“You are my sunshine.”
“My only sunshine.”
“You make me happy.”
“When skies are gray.”
A call and then a response; I would make the call; “you are my sunshine,” she would respond, “my only sunshine.”
She lay there in the bed, barely awake, barely alert, and barely conscious. She was only tenuously connected to the here and now. I didn’t know what she knew, what she understood, how connected she was. I was lost and didn’t know what else to say or do so I whispered in her ear, “you are my sunshine.”
I don’t know what I expected, I know what I hoped. I hoped for a response but I wasn’t sure I would get one. I wanted to know if she was connected enough, if there was enough cognitive functioning to recognize a song she had so often played. I wanted to know if her memory was working well enough to remember a song sung so many times.
Some of our best times were with Marty playing the piano and me sitting on the piano bench beside her. She played all kinds of songs but we mostly sang from a Reader’s Digest Book of Treasured Songs like, “You are my Sunshine”, “Side by Side”, “Down by the Old Mill Run”, and “Show Me the Way to Go Home” (her Dad’s favorite). We sang those songs countless times because I knew the melody and could stay on the melody while she sang harmony especially if I stuck a finger in my ear so I couldn’t hear Marty sing; otherwise I had to sing the same notes she did. I’m not a skilled choral voice. These were easy, fond memories I hoped were stuck in parts of her brain unaffected by the strokes.
It’s immediately what I reverted to when Marty was so sick from the 2nd stroke and laying in the ICU at Providence. It was my test for her cognition, it was my way of finding out what parts of her were still there, and if she knew I was there. I simply whispered in her ear, “You are my sunshine.” It was the best way I knew to tell her what she meant to me.

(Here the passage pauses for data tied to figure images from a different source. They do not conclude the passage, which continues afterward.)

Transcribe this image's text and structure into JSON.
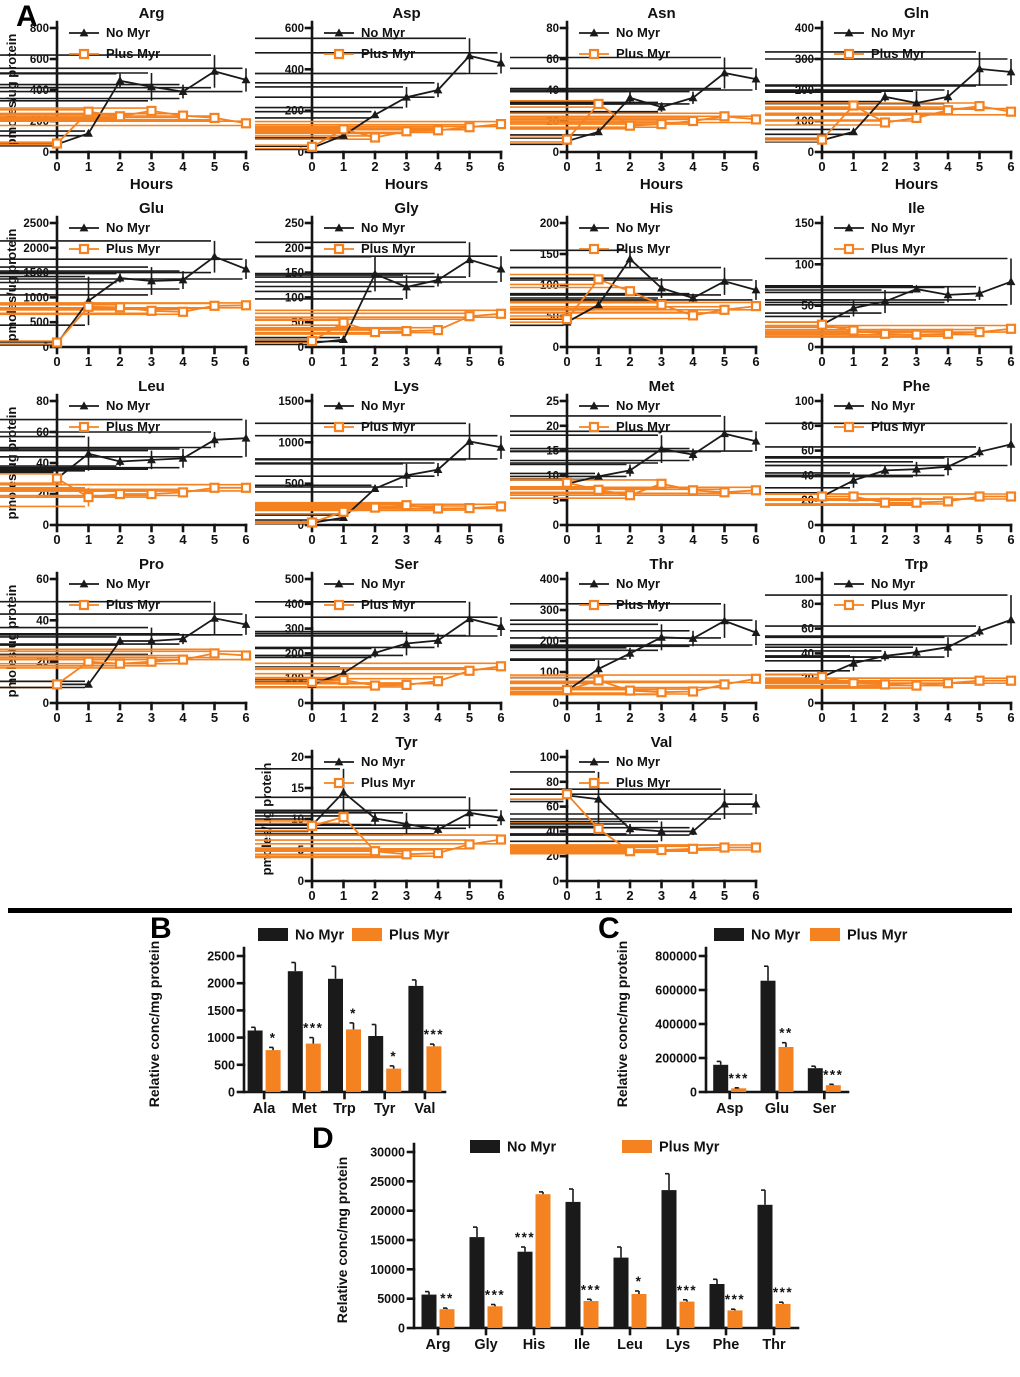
{
  "figure": {
    "panel_a_label": "A",
    "panel_b_label": "B",
    "panel_c_label": "C",
    "panel_d_label": "D"
  },
  "colors": {
    "no_myr": "#1a1a1a",
    "plus_myr": "#F58220"
  },
  "chart_data": {
    "panel_a": {
      "type": "line",
      "xlabel": "Hours",
      "ylabel": "pmoles/ug protein",
      "x": [
        0,
        1,
        2,
        3,
        4,
        5,
        6
      ],
      "series_names": [
        "No Myr",
        "Plus Myr"
      ],
      "charts": [
        {
          "title": "Arg",
          "ymax": 800,
          "yticks": [
            0,
            200,
            400,
            600,
            800
          ],
          "no_myr": [
            50,
            120,
            460,
            420,
            390,
            520,
            465
          ],
          "no_err": [
            10,
            15,
            45,
            90,
            45,
            105,
            75
          ],
          "plus_myr": [
            55,
            260,
            230,
            265,
            235,
            220,
            185
          ],
          "plus_err": [
            8,
            12,
            12,
            18,
            12,
            12,
            14
          ]
        },
        {
          "title": "Asp",
          "ymax": 600,
          "yticks": [
            0,
            200,
            400,
            600
          ],
          "no_myr": [
            20,
            80,
            180,
            265,
            300,
            465,
            430
          ],
          "no_err": [
            8,
            12,
            15,
            50,
            35,
            85,
            50
          ],
          "plus_myr": [
            25,
            110,
            70,
            100,
            105,
            120,
            135
          ],
          "plus_err": [
            8,
            10,
            8,
            10,
            10,
            12,
            12
          ]
        },
        {
          "title": "Asn",
          "ymax": 80,
          "yticks": [
            0,
            20,
            40,
            60,
            80
          ],
          "no_myr": [
            7,
            13,
            35,
            29,
            35,
            51,
            47
          ],
          "no_err": [
            2,
            2,
            4,
            3,
            4,
            10,
            7
          ],
          "plus_myr": [
            8,
            31,
            17,
            18,
            20,
            23,
            21
          ],
          "plus_err": [
            1.5,
            2,
            2,
            2,
            2,
            2,
            2
          ]
        },
        {
          "title": "Gln",
          "ymax": 400,
          "yticks": [
            0,
            100,
            200,
            300,
            400
          ],
          "no_myr": [
            38,
            65,
            178,
            158,
            178,
            268,
            258
          ],
          "no_err": [
            5,
            8,
            15,
            38,
            22,
            55,
            42
          ],
          "plus_myr": [
            40,
            150,
            95,
            110,
            135,
            148,
            130
          ],
          "plus_err": [
            5,
            8,
            8,
            10,
            10,
            10,
            10
          ]
        },
        {
          "title": "Glu",
          "ymax": 2500,
          "yticks": [
            0,
            500,
            1000,
            1500,
            2000,
            2500
          ],
          "no_myr": [
            70,
            930,
            1390,
            1330,
            1350,
            1820,
            1570
          ],
          "no_err": [
            30,
            490,
            90,
            280,
            180,
            320,
            200
          ],
          "plus_myr": [
            90,
            810,
            800,
            730,
            710,
            830,
            840
          ],
          "plus_err": [
            30,
            60,
            50,
            50,
            50,
            50,
            50
          ]
        },
        {
          "title": "Gly",
          "ymax": 250,
          "yticks": [
            0,
            50,
            100,
            150,
            200,
            250
          ],
          "no_myr": [
            8,
            15,
            147,
            121,
            135,
            176,
            157
          ],
          "no_err": [
            3,
            4,
            35,
            24,
            13,
            35,
            26
          ],
          "plus_myr": [
            12,
            49,
            30,
            32,
            34,
            62,
            67
          ],
          "plus_err": [
            3,
            5,
            4,
            4,
            5,
            6,
            7
          ]
        },
        {
          "title": "His",
          "ymax": 200,
          "yticks": [
            0,
            50,
            100,
            150,
            200
          ],
          "no_myr": [
            40,
            68,
            142,
            95,
            79,
            106,
            92
          ],
          "no_err": [
            5,
            8,
            14,
            16,
            7,
            22,
            16
          ],
          "plus_myr": [
            45,
            109,
            90,
            68,
            51,
            60,
            66
          ],
          "plus_err": [
            5,
            8,
            6,
            6,
            5,
            5,
            6
          ]
        },
        {
          "title": "Ile",
          "ymax": 150,
          "yticks": [
            0,
            50,
            100,
            150
          ],
          "no_myr": [
            27,
            47,
            55,
            70,
            63,
            65,
            79
          ],
          "no_err": [
            3,
            10,
            14,
            4,
            9,
            8,
            28
          ],
          "plus_myr": [
            27,
            20,
            16,
            15,
            16,
            18,
            22
          ],
          "plus_err": [
            3,
            4,
            3,
            3,
            3,
            3,
            4
          ]
        },
        {
          "title": "Leu",
          "ymax": 80,
          "yticks": [
            0,
            20,
            40,
            60,
            80
          ],
          "no_myr": [
            30,
            46,
            41,
            42,
            43,
            55,
            56
          ],
          "no_err": [
            4,
            11,
            3,
            6,
            6,
            5,
            12
          ],
          "plus_myr": [
            30,
            18,
            20,
            20,
            21,
            24,
            24
          ],
          "plus_err": [
            3,
            6,
            2,
            2,
            2,
            2,
            2
          ]
        },
        {
          "title": "Lys",
          "ymax": 1500,
          "yticks": [
            0,
            500,
            1000,
            1500
          ],
          "no_myr": [
            25,
            90,
            440,
            600,
            670,
            1010,
            940
          ],
          "no_err": [
            10,
            30,
            40,
            140,
            80,
            220,
            140
          ],
          "plus_myr": [
            30,
            160,
            210,
            240,
            200,
            205,
            225
          ],
          "plus_err": [
            10,
            25,
            25,
            30,
            25,
            25,
            25
          ]
        },
        {
          "title": "Met",
          "ymax": 25,
          "yticks": [
            0,
            5,
            10,
            15,
            20,
            25
          ],
          "no_myr": [
            8.3,
            9.8,
            11,
            15.3,
            14.2,
            18.4,
            16.9
          ],
          "no_err": [
            0.8,
            0.6,
            1.2,
            2.8,
            1.2,
            3.6,
            2
          ],
          "plus_myr": [
            8.5,
            7.1,
            6,
            8.3,
            7,
            6.6,
            7
          ],
          "plus_err": [
            0.8,
            0.6,
            0.6,
            0.8,
            0.6,
            0.6,
            0.6
          ]
        },
        {
          "title": "Phe",
          "ymax": 100,
          "yticks": [
            0,
            20,
            40,
            60,
            80,
            100
          ],
          "no_myr": [
            23,
            36,
            44,
            45,
            47,
            59,
            65
          ],
          "no_err": [
            3,
            6,
            4,
            6,
            7,
            4,
            17
          ],
          "plus_myr": [
            23,
            23,
            18,
            18,
            19,
            23,
            23
          ],
          "plus_err": [
            2,
            2,
            2,
            2,
            2,
            2,
            2
          ]
        },
        {
          "title": "Pro",
          "ymax": 60,
          "yticks": [
            0,
            20,
            40,
            60
          ],
          "no_myr": [
            9,
            9,
            30,
            30,
            31,
            41,
            38
          ],
          "no_err": [
            1.5,
            1.5,
            2,
            6.5,
            2.5,
            8,
            5
          ],
          "plus_myr": [
            9,
            20,
            19,
            20,
            21,
            24,
            23
          ],
          "plus_err": [
            1.5,
            2,
            2,
            2,
            2,
            2,
            2
          ]
        },
        {
          "title": "Ser",
          "ymax": 500,
          "yticks": [
            0,
            100,
            200,
            300,
            400,
            500
          ],
          "no_myr": [
            75,
            120,
            202,
            240,
            252,
            340,
            308
          ],
          "no_err": [
            10,
            25,
            18,
            48,
            28,
            68,
            38
          ],
          "plus_myr": [
            85,
            93,
            70,
            73,
            88,
            130,
            148
          ],
          "plus_err": [
            8,
            10,
            8,
            8,
            10,
            12,
            12
          ]
        },
        {
          "title": "Thr",
          "ymax": 400,
          "yticks": [
            0,
            100,
            200,
            300,
            400
          ],
          "no_myr": [
            40,
            110,
            160,
            212,
            208,
            265,
            227
          ],
          "no_err": [
            8,
            28,
            18,
            42,
            25,
            55,
            40
          ],
          "plus_myr": [
            42,
            73,
            40,
            35,
            37,
            60,
            78
          ],
          "plus_err": [
            6,
            10,
            8,
            8,
            8,
            10,
            12
          ]
        },
        {
          "title": "Trp",
          "ymax": 100,
          "yticks": [
            0,
            20,
            40,
            60,
            80,
            100
          ],
          "no_myr": [
            21,
            32,
            38,
            41,
            45,
            58,
            67
          ],
          "no_err": [
            2,
            6,
            4,
            4,
            8,
            4,
            20
          ],
          "plus_myr": [
            21,
            16,
            15,
            14,
            16,
            18,
            18
          ],
          "plus_err": [
            2,
            2,
            2,
            2,
            2,
            2,
            2
          ]
        },
        {
          "title": "Tyr",
          "ymax": 20,
          "yticks": [
            0,
            5,
            10,
            15,
            20
          ],
          "no_myr": [
            9,
            14.3,
            10.1,
            9.2,
            8.3,
            11,
            10.2
          ],
          "no_err": [
            1,
            3.8,
            1,
            1.8,
            0.7,
            2.5,
            1.2
          ],
          "plus_myr": [
            8.9,
            10.3,
            4.8,
            4.3,
            4.5,
            5.9,
            6.7
          ],
          "plus_err": [
            0.8,
            1,
            0.5,
            0.5,
            0.5,
            0.7,
            0.7
          ]
        },
        {
          "title": "Val",
          "ymax": 100,
          "yticks": [
            0,
            20,
            40,
            60,
            80,
            100
          ],
          "no_myr": [
            69,
            66,
            42,
            40,
            40,
            62,
            62
          ],
          "no_err": [
            5,
            22,
            4,
            8,
            3,
            12,
            8
          ],
          "plus_myr": [
            70,
            42,
            24,
            25,
            26,
            27,
            27
          ],
          "plus_err": [
            4,
            5,
            2,
            2,
            2,
            2,
            2
          ]
        }
      ]
    },
    "panel_b": {
      "type": "bar",
      "ylabel": "Relative conc/mg protein",
      "legend": [
        "No Myr",
        "Plus Myr"
      ],
      "categories": [
        "Ala",
        "Met",
        "Trp",
        "Tyr",
        "Val"
      ],
      "no_myr": [
        1130,
        2220,
        2080,
        1030,
        1950
      ],
      "no_err": [
        60,
        160,
        230,
        210,
        110
      ],
      "plus_myr": [
        770,
        890,
        1150,
        430,
        840
      ],
      "plus_err": [
        50,
        110,
        120,
        50,
        40
      ],
      "sig": [
        "*",
        "***",
        "*",
        "*",
        "***"
      ],
      "ymax": 2500,
      "yticks": [
        0,
        500,
        1000,
        1500,
        2000,
        2500
      ]
    },
    "panel_c": {
      "type": "bar",
      "ylabel": "Relative conc/mg protein",
      "legend": [
        "No Myr",
        "Plus Myr"
      ],
      "categories": [
        "Asp",
        "Glu",
        "Ser"
      ],
      "no_myr": [
        160000,
        655000,
        140000
      ],
      "no_err": [
        20000,
        85000,
        12000
      ],
      "plus_myr": [
        22000,
        265000,
        40000
      ],
      "plus_err": [
        3000,
        25000,
        5000
      ],
      "sig": [
        "***",
        "**",
        "***"
      ],
      "ymax": 800000,
      "yticks": [
        0,
        200000,
        400000,
        600000,
        800000
      ]
    },
    "panel_d": {
      "type": "bar",
      "ylabel": "Relative conc/mg protein",
      "legend": [
        "No Myr",
        "Plus Myr"
      ],
      "categories": [
        "Arg",
        "Gly",
        "His",
        "Ile",
        "Leu",
        "Lys",
        "Phe",
        "Thr"
      ],
      "no_myr": [
        5700,
        15500,
        13000,
        21500,
        12000,
        23500,
        7500,
        21000
      ],
      "no_err": [
        500,
        1700,
        800,
        2200,
        1800,
        2800,
        800,
        2500
      ],
      "plus_myr": [
        3200,
        3700,
        22800,
        4600,
        5800,
        4500,
        3000,
        4100
      ],
      "plus_err": [
        200,
        300,
        400,
        300,
        500,
        300,
        200,
        300
      ],
      "sig": [
        "**",
        "***",
        "***",
        "***",
        "*",
        "***",
        "***",
        "***"
      ],
      "ymax": 30000,
      "yticks": [
        0,
        5000,
        10000,
        15000,
        20000,
        25000,
        30000
      ]
    }
  }
}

Day after day I would do the same thing. I would quietly call, “you are my sunshine,” she would respond in a faint, “my only sunshine” and we would continue the call and response all the way through the song, even through the pointedly poignant 2nd verse: “the other night dear, as I lay sleeping, I dreamed I held you in my arms, when I awoke dear, I was mistaken and I hung my head and cried.
Every time we did it, every time I got a response to my call I felt better, I felt connected, I felt it meant she was still there for me and she knew I was there for her.
We sing together today, not very well, but we sing. The strokes apparently robbed Marty of the fine vocal muscle tones needed to make a fine musical tone because we are off-key, at best. That’s all right, I don’t care, we still sing. She has taught me all of the words to “I Love You Truly” and that’s what invariably comes out when I say to her, “I love you.” Then we sing, a duet, completely off tune, completely out of sync, embarrassing all within ear shot, except us.